Institutional independence has suffered similar erosion. Over the past fifteen years, the constitution has been more than ten times amended, the judiciary reorganized, and key regulatory bodies staffed by mostly incompetent nobodies, but closely aligned with Viktor Orban and his pawns. Electoral laws have also been manipulated in ways that favor FIDESZ, while state resources have increasingly blurred the line between government communication and political campaigning.

In this manner, democracy and the rule of law have completely disappeared. Adding insult to injury, Hungary’s universities have also suffered from unbridled political centralization.
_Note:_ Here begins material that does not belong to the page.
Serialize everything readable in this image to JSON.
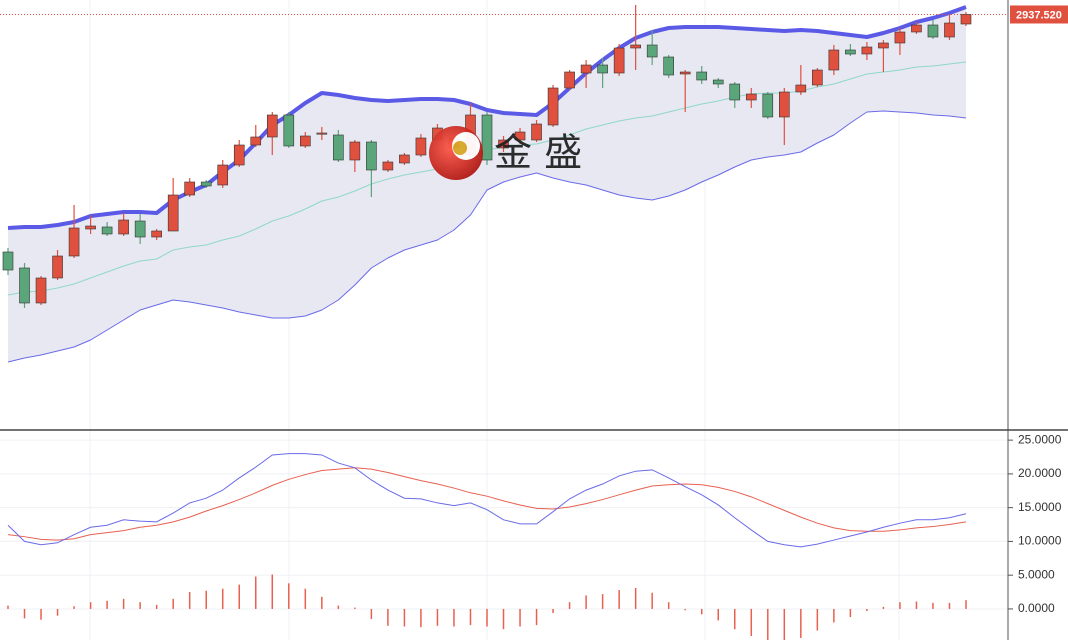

The forced relocation of the Central European University from Budapest to Vienna sent a powerful signal about the limits of academic freedom under Orban’s Gangsterocracy. Many public universities were later transferred into foundation by boards populated with Orban’s close political allies, opening the door to even more outrageous corruption. Clearly, Hungary has become a tyranny. This is the defining legacy of the Orban era. Needless to say that this hopeless plunge into the deepest levels of existential hell will carry devastating long-term consequences.

Unquestionably, the new TISZA Party government, provided that they defeat Viktor Orban’s Gangsterocracy, will have a great number of daunting tasks ahead of itself. Most importantly, they must realize that every nation has a mission in the global context of the community of nations. Therefore, domestically the new government must restore constitutional democracy and the rule of law. To accomplish these objectives it must reestablish judicial independence, constitutional oversight, the independent regulatory system, and fair electoral rules. Second, it must eradicate corruption and reestablish transparency. Third, rebuild relations with the European Union. Third, it must stabilize the economy and the country’s finances. Fourth, it must restore the independence of the information environment, especially the independence of the media. Fifth, it must undertake local government and administrative reforms. Sixth, it must restore public services in education, health care and civil services.

Even more generally, ego-driven politics must end and strategic thinking must emerge. In foreign affairs, the new government must realistically assess Hungary’s place and role within the European Union as well as NATO, forgetting about the idiocy of Viktor Orban’s “Sovereign Autonomy” and his self-serving, politically corruption-laden “Eastern Opening” to the Russian Federation and the People’s Republic of China. Hungary’s long-lasting agony must end. The only way to achieve this objective is to restore sanity and stability – and, in the near future, social normalcy to Hungary.